# aging a lantern



## Dark Angel 27 (Sep 11, 2008)

score!!

went to walmart to buy some duct tape and some glue and came out with a lantern in need of some repair. i am thrilled to death to find it since it was a prop i would have loved to have last year. all i need to do is reacttach a small glass panel that came out and then i need to age the lantern to look old and enchanted

i will most likely be holding on to it to 'light my way' through my grave yard. 

any ideas at all will be a great help


----------



## IMU (Apr 8, 2009)

Hey, way to go! Not sure what type of lamp ( posting a pic always helps  ) but here is one of the 5 I bought last year. They are tea light lanterns that I put an LED flicker tea light inside.









Before shot ...









After shot ...

I just used some flat grey and a red brown and sponged it over the black. I took the glass globe out and sprayed a frosting over it. Took me about 20 minutes of painting and 2 hours of dry time.

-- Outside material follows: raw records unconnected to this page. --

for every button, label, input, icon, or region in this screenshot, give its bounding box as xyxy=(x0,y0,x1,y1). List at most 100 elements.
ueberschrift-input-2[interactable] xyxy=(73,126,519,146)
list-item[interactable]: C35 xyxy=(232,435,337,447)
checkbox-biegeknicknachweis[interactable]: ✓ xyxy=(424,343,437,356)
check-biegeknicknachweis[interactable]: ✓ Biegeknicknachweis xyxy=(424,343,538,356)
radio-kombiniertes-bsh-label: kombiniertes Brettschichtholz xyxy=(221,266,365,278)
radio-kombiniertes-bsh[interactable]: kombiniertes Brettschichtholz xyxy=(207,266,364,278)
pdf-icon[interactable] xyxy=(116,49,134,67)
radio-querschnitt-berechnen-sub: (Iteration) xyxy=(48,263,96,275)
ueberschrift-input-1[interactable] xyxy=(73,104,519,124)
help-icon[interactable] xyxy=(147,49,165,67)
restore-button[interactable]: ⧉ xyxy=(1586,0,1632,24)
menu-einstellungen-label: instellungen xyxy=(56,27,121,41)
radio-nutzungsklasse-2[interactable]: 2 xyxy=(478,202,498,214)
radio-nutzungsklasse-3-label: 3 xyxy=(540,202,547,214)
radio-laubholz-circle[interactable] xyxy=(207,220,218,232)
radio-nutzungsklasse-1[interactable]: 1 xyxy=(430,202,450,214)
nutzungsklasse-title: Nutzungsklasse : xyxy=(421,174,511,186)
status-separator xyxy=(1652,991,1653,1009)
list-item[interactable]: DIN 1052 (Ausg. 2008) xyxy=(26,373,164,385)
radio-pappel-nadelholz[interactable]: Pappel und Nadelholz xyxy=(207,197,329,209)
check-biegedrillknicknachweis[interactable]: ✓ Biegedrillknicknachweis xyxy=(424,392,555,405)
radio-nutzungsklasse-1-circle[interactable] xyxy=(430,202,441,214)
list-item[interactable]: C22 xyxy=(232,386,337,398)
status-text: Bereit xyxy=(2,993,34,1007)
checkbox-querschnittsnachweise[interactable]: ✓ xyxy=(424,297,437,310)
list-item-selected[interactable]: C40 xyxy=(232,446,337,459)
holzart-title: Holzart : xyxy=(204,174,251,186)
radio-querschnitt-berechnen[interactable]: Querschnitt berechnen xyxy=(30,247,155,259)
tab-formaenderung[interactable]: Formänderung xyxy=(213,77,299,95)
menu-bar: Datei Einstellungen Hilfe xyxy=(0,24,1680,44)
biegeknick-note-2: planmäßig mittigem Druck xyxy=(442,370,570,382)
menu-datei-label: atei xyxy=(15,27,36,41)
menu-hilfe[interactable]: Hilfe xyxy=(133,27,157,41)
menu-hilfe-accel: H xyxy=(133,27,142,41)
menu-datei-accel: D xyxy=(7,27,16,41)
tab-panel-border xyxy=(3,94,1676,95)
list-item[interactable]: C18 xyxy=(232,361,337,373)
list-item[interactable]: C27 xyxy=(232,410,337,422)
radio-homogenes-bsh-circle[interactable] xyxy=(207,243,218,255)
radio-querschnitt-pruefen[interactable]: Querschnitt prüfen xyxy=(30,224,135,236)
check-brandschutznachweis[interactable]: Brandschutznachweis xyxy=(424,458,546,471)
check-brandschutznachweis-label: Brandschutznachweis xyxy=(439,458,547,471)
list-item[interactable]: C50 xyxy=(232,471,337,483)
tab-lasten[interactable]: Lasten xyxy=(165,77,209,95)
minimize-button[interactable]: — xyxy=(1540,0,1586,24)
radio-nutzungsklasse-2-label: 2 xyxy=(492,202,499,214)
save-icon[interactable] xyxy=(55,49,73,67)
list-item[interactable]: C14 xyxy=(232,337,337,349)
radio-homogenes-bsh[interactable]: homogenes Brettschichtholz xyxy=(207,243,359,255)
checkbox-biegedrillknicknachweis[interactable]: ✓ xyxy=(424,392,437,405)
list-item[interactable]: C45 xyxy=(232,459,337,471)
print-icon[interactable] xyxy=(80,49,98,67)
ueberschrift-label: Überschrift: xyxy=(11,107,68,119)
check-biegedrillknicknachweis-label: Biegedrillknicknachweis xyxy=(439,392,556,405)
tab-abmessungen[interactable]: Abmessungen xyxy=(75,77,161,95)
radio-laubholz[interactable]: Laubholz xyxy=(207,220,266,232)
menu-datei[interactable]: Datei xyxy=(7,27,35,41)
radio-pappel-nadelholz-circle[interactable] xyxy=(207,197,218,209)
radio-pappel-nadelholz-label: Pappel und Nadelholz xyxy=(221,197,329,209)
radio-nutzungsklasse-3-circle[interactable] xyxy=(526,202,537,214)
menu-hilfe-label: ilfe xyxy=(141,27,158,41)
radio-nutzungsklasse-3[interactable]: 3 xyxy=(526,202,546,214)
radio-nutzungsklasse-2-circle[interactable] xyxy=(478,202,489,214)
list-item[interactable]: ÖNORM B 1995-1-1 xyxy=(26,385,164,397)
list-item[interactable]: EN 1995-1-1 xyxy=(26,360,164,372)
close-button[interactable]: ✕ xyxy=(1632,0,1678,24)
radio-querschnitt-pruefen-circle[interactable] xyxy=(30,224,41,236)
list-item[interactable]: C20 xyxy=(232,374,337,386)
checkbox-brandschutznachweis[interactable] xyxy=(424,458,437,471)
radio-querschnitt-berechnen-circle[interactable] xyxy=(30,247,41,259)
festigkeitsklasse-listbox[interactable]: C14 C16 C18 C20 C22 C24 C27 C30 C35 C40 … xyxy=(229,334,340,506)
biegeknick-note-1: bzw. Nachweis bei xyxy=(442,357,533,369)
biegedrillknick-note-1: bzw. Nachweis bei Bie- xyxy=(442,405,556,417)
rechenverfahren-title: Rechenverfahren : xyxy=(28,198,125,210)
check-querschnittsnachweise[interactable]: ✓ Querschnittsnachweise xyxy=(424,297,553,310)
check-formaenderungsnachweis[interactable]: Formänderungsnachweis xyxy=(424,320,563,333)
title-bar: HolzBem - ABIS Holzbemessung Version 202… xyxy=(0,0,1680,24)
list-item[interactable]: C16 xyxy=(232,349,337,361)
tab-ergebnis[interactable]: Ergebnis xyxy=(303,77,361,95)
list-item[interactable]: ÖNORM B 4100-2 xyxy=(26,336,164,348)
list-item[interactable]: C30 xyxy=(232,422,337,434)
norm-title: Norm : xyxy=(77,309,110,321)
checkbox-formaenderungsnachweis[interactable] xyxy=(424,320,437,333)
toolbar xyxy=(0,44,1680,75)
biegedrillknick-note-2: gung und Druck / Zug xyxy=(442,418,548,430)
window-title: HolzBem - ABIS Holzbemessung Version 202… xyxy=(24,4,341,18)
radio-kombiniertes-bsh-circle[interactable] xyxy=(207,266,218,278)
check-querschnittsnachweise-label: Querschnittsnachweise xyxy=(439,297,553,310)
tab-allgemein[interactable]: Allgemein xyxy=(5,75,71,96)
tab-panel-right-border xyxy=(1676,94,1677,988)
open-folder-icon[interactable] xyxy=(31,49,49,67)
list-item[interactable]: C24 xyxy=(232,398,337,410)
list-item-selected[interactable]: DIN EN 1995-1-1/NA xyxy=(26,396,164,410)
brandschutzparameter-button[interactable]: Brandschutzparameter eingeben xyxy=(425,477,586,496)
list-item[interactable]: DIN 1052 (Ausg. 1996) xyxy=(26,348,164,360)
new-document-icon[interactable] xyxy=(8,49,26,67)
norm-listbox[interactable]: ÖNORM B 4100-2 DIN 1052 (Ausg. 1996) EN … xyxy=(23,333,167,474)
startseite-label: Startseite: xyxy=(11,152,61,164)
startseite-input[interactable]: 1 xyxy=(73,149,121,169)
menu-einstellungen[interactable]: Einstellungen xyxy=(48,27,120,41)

Maybe this gives you some ideas.


----------



## Dark Angel 27 (Sep 11, 2008)

sorry for not posting a picture in the first place but i had to recharge the battery for my camera, i hope everyone can see this.

it cost me about 12 bucks even though the shelf i got it had it at $4.95 (it must have been misplaced) still im not complaining as i think this has a lot of potential. also, that's not a crack on the glass, thats a panel that needs reattachment.


----------



## IMU (Apr 8, 2009)

Hey, always helps when you can post a pic!  And yes, I can see it ... very nice lantern. I can see why you wanted to buy it ...

I still think you could put a little paint on the black to make it look older, a bit rusted. Maybe go with a thinner coat of frosting so more of your light source shows through.

Add some spider webbing ... or even stencil some spider silhouettes on the glass/frosting? I don't know what your theme is but spiders are always good for a little creep factor. Maybe attach some small skulls to the top part of the lantern?

Good luck and post pics when your done!


----------



## Dark Angel 27 (Sep 11, 2008)

well, the name of my haunt is "Nightwing Cemetary" its an enchanted cemetary. So i wanted to give the impression that this lantern is enchanted also. not bright fairy princess enchanted but maybe put a slightly darker sort of enchanted look to it. its sorta hard to explain. but im gonna give it my best shot!


----------



## IMU (Apr 8, 2009)

Well, after 3 hours of searching for it and coming up with nothing ... I'll post what I remember seeing and maybe somebody else can find it. 

There was a website where someone took a lantern and aged it to look old. Instead of using a regular yellow or orange light, it was a blue/purple glow. Maybe the blue/purple would make your lantern look more "enchanted".


----------



## Dark Angel 27 (Sep 11, 2008)

awesome! that's a great idea! i'll keep an eye open for it myself!


----------